Airlines carry 13% more passengers at Dallas Love Field last month than in October 2013

(Terry Maxon/DMN)
Virgin Group founder Richard Branson greets the crowd as Virgin America begins service Oct. 13, 2014, at Dallas Love Field. Behind him is Virgin America chairman Donald J. Carty and, behind Carty, CEO David Cush.

We can call this an incomplete grade. But airlines at Dallas Love Field hauled 13 percent more passengers last month than they did in October 2013.

The reason for the increase, obviously, is the Oct. 13 expiration of the Wright amendment and the addition of more flights out of the Dallas airport to more distant cities.

Numbers from the Dallas Department of Aviation show that 863,771 passengers got on and off airline flights at Love Field last month, up 13.1 percent and nearly 100,000 from the 763,854 that flew in and out of Love a year earlier.

The number of flights increased less than that – to 8,298 in 2014 from 7,574 in October 2013, up 9.6 percent.

But the bias was more to bigger airplanes. Delta began flying 117-seat Boeing 717s after the Oct. 13 date, replacing 50-seat airplanes flown by a regional partner.
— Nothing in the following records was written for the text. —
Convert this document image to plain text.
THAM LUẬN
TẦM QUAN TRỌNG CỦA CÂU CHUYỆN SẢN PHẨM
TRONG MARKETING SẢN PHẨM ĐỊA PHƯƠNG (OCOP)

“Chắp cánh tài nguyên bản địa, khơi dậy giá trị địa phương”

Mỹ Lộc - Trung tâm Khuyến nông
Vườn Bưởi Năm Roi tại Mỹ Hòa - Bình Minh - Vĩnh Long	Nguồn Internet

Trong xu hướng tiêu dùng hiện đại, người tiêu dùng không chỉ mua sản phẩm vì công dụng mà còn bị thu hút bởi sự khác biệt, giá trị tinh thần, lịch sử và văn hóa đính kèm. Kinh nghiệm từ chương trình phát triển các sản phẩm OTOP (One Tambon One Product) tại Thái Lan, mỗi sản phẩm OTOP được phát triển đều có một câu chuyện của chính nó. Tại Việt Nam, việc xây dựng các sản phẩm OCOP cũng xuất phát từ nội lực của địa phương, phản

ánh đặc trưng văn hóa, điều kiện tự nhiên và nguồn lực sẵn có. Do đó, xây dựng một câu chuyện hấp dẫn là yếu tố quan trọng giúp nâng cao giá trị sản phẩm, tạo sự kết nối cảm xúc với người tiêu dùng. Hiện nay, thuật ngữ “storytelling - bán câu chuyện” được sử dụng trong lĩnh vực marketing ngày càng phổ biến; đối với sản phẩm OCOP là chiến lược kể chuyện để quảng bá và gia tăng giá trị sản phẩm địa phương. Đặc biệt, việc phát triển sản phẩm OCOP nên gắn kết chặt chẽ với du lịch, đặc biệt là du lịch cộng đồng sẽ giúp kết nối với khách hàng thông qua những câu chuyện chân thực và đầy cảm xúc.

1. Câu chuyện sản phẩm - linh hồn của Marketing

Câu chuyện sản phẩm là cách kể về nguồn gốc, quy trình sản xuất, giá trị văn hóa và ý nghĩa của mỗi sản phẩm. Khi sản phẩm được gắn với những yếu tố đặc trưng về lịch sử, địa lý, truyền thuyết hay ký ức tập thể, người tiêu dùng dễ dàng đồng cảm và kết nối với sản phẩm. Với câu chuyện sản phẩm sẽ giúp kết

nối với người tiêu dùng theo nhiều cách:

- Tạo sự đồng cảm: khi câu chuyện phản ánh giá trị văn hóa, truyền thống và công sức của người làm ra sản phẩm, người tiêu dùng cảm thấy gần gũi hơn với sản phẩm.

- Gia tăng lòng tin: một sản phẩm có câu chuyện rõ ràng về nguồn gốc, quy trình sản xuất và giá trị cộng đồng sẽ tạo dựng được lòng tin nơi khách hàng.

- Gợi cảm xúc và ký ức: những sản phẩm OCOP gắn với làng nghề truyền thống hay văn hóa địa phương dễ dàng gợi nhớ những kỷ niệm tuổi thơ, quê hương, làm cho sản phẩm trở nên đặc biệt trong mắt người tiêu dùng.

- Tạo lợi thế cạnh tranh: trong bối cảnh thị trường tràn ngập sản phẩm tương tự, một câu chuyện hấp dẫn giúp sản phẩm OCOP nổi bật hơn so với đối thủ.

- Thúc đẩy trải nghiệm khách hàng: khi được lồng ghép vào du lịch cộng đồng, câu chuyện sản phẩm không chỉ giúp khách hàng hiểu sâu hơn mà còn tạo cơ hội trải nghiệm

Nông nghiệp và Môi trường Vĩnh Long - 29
Virgin America began flying its Airbus jets, which range in size from 119 seats to 149 seats, with most Dallas flights so far on the 119-seat Airbus A319.
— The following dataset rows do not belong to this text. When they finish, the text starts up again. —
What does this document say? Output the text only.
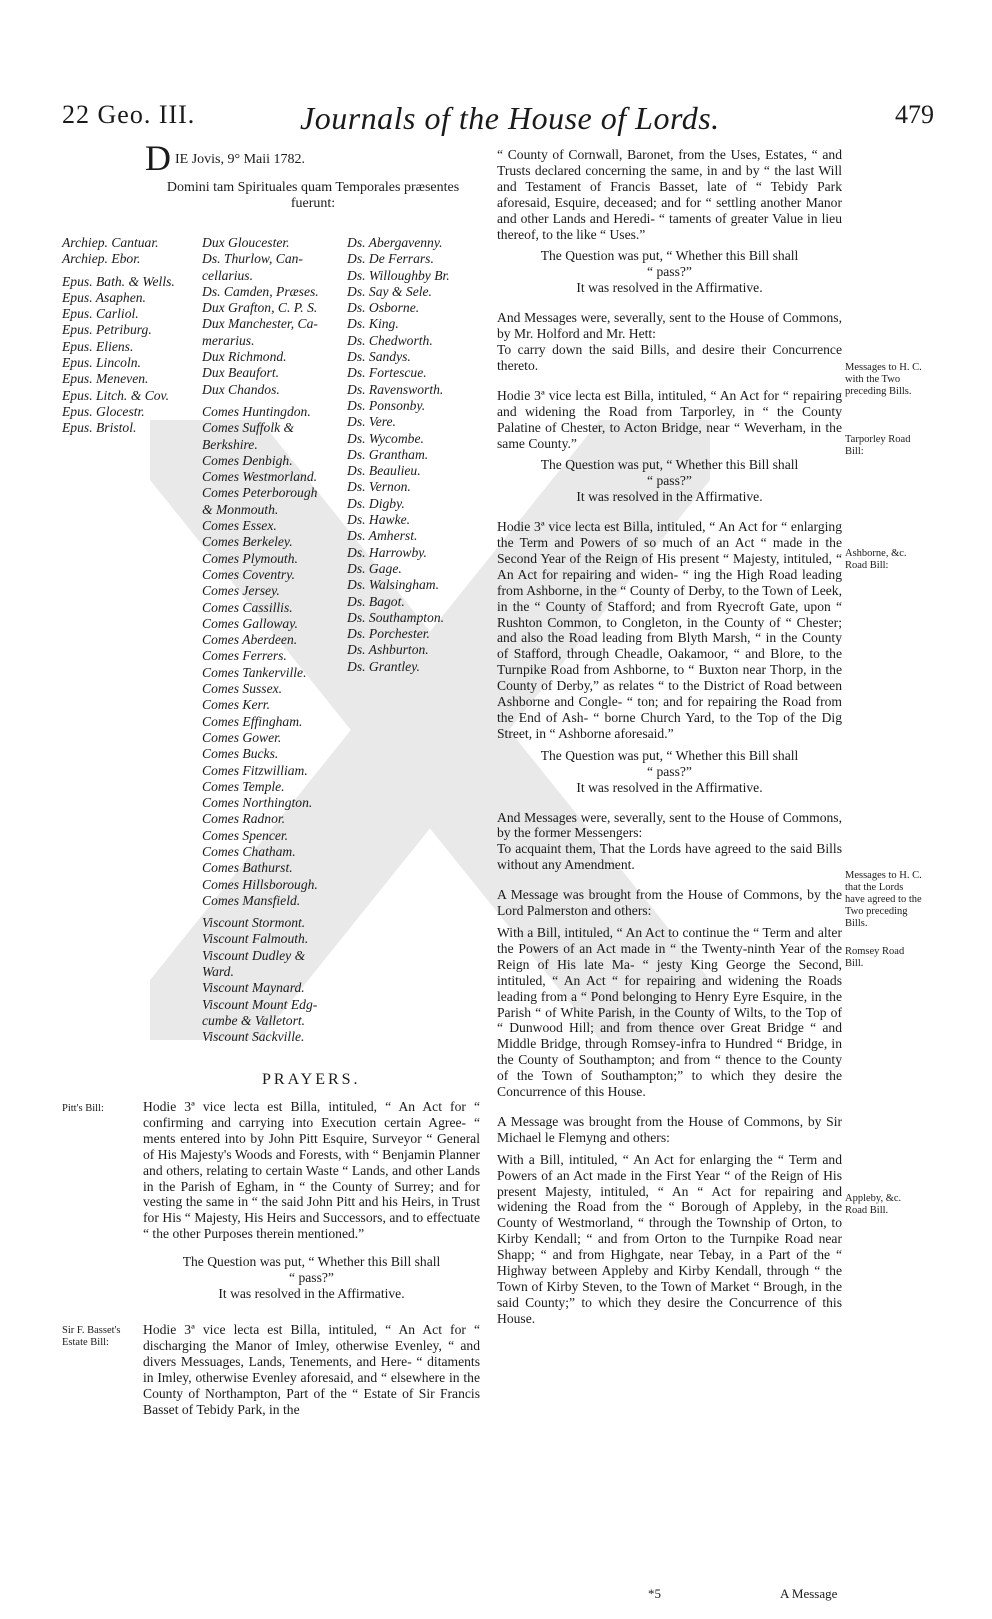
22 Geo. III.	Journals of the House of Lords.	479
D IE Jovis, 9° Maii 1782.
Domini tam Spirituales quam Temporales præsentes fuerunt:
Archiep. Cantuar.
Archiep. Ebor.

Epus. Bath. & Wells.
Epus. Asaphen.
Epus. Carliol.
Epus. Petriburg.
Epus. Eliens.
Epus. Lincoln.
Epus. Meneven.
Epus. Litch. & Cov.
Epus. Glocestr.
Epus. Bristol.
Dux Gloucester.
Ds. Thurlow, Can-
cellarius.
Ds. Camden, Præses.
Dux Grafton, C. P. S.
Dux Manchester, Ca-
merarius.
Dux Richmond.
Dux Beaufort.
Dux Chandos.

Comes Huntingdon.
Comes Suffolk &
Berkshire.
Comes Denbigh.
Comes Westmorland.
Comes Peterborough
& Monmouth.
Comes Essex.
Comes Berkeley.
Comes Plymouth.
Comes Coventry.
Comes Jersey.
Comes Cassillis.
Comes Galloway.
Comes Aberdeen.
Comes Ferrers.
Comes Tankerville.
Comes Sussex.
Comes Kerr.
Comes Effingham.
Comes Gower.
Comes Bucks.
Comes Fitzwilliam.
Comes Temple.
Comes Northington.
Comes Radnor.
Comes Spencer.
Comes Chatham.
Comes Bathurst.
Comes Hillsborough.
Comes Mansfield.

Viscount Stormont.
Viscount Falmouth.
Viscount Dudley &
Ward.
Viscount Maynard.
Viscount Mount Edg-
cumbe & Valletort.
Viscount Sackville.
Ds. Abergavenny.
Ds. De Ferrars.
Ds. Willoughby Br.
Ds. Say & Sele.
Ds. Osborne.
Ds. King.
Ds. Chedworth.
Ds. Sandys.
Ds. Fortescue.
Ds. Ravensworth.
Ds. Ponsonby.
Ds. Vere.
Ds. Wycombe.
Ds. Grantham.
Ds. Beaulieu.
Ds. Vernon.
Ds. Digby.
Ds. Hawke.
Ds. Amherst.
Ds. Harrowby.
Ds. Gage.
Ds. Walsingham.
Ds. Bagot.
Ds. Southampton.
Ds. Porchester.
Ds. Ashburton.
Ds. Grantley.
PRAYERS.
Pitt's Bill:	Hodie 3ª vice lecta est Billa, intituled, “ An Act for “ confirming and carrying into Execution certain Agree- “ ments entered into by John Pitt Esquire, Surveyor “ General of His Majesty's Woods and Forests, with “ Benjamin Planner and others, relating to certain Waste “ Lands, and other Lands in the Parish of Egham, in “ the County of Surrey; and for vesting the same in “ the said John Pitt and his Heirs, in Trust for His “ Majesty, His Heirs and Successors, and to effectuate “ the other Purposes therein mentioned.”

The Question was put, “ Whether this Bill shall

“ pass?”

It was resolved in the Affirmative.

Sir F. Basset's Estate Bill:

Hodie 3ª vice lecta est Billa, intituled, “ An Act for “ discharging the Manor of Imley, otherwise Evenley, “ and divers Messuages, Lands, Tenements, and Here- “ ditaments in Imley, otherwise Evenley aforesaid, and “ elsewhere in the County of Northampton, Part of the “ Estate of Sir Francis Basset of Tebidy Park, in the

“ County of Cornwall, Baronet, from the Uses, Estates, “ and Trusts declared concerning the same, in and by “ the last Will and Testament of Francis Basset, late of “ Tebidy Park aforesaid, Esquire, deceased; and for “ settling another Manor and other Lands and Heredi- “ taments of greater Value in lieu thereof, to the like “ Uses.”

The Question was put, “ Whether this Bill shall

“ pass?”

It was resolved in the Affirmative.

And Messages were, severally, sent to the House of Commons, by Mr. Holford and Mr. Hett:

To carry down the said Bills, and desire their Concurrence thereto.

Hodie 3ª vice lecta est Billa, intituled, “ An Act for “ repairing and widening the Road from Tarporley, in “ the County Palatine of Chester, to Acton Bridge, near “ Weverham, in the same County.”

The Question was put, “ Whether this Bill shall

“ pass?”

It was resolved in the Affirmative.

Hodie 3ª vice lecta est Billa, intituled, “ An Act for “ enlarging the Term and Powers of so much of an Act “ made in the Second Year of the Reign of His present “ Majesty, intituled, “ An Act for repairing and widen- “ ing the High Road leading from Ashborne, in the “ County of Derby, to the Town of Leek, in the “ County of Stafford; and from Ryecroft Gate, upon “ Rushton Common, to Congleton, in the County of “ Chester; and also the Road leading from Blyth Marsh, “ in the County of Stafford, through Cheadle, Oakamoor, “ and Blore, to the Turnpike Road from Ashborne, to “ Buxton near Thorp, in the County of Derby,” as relates “ to the District of Road between Ashborne and Congle- “ ton; and for repairing the Road from the End of Ash- “ borne Church Yard, to the Top of the Dig Street, in “ Ashborne aforesaid.”

The Question was put, “ Whether this Bill shall

“ pass?”

It was resolved in the Affirmative.

And Messages were, severally, sent to the House of Commons, by the former Messengers:

To acquaint them, That the Lords have agreed to the said Bills without any Amendment.

A Message was brought from the House of Commons, by the Lord Palmerston and others:

With a Bill, intituled, “ An Act to continue the “ Term and alter the Powers of an Act made in “ the Twenty-ninth Year of the Reign of His late Ma- “ jesty King George the Second, intituled, “ An Act “ for repairing and widening the Roads leading from a “ Pond belonging to Henry Eyre Esquire, in the Parish “ of White Parish, in the County of Wilts, to the Top of “ Dunwood Hill; and from thence over Great Bridge “ and Middle Bridge, through Romsey-infra to Hundred “ Bridge, in the County of Southampton; and from “ thence to the County of the Town of Southampton;” to which they desire the Concurrence of this House.

A Message was brought from the House of Commons, by Sir Michael le Flemyng and others:

With a Bill, intituled, “ An Act for enlarging the “ Term and Powers of an Act made in the First Year “ of the Reign of His present Majesty, intituled, “ An “ Act for repairing and widening the Road from the “ Borough of Appleby, in the County of Westmorland, “ through the Township of Orton, to Kirby Kendall; “ and from Orton to the Turnpike Road near Shapp; “ and from Highgate, near Tebay, in a Part of the “ Highway between Appleby and Kirby Kendall, through “ the Town of Kirby Steven, to the Town of Market “ Brough, in the said County;” to which they desire the Concurrence of this House.

Messages to H. C. with the Two preceding Bills.
Tarporley Road Bill:
Ashborne, &c. Road Bill:
Messages to H. C. that the Lords have agreed to the Two preceding Bills.
Romsey Road Bill.
Appleby, &c. Road Bill.
*5	A Message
Southwest Airlines boosted its traffic by 8.7 percent, from 736,962 passengers in October 2013 to 801,445 passengers in October 2014. Even so, its market share dropped 3.7 percentage points, from 96.5 percent of all passengers carried to 92.8 percent.

We called it an incomplete grade because the airport flying didn’t expand until Oct. 13, and airlines kept adding flights after that.

Virgin America, which began with nine departures to Los Angeles, San Francisco and Washington, D.C., added four New York flights on Oct. 28.

Southwest Airlines launched flights to seven cities on Oct. 13, but didn’t add the next eight cities until Nov. 2.

So November should give us a better picture of how the airlines are doing with their newly acquired freedom.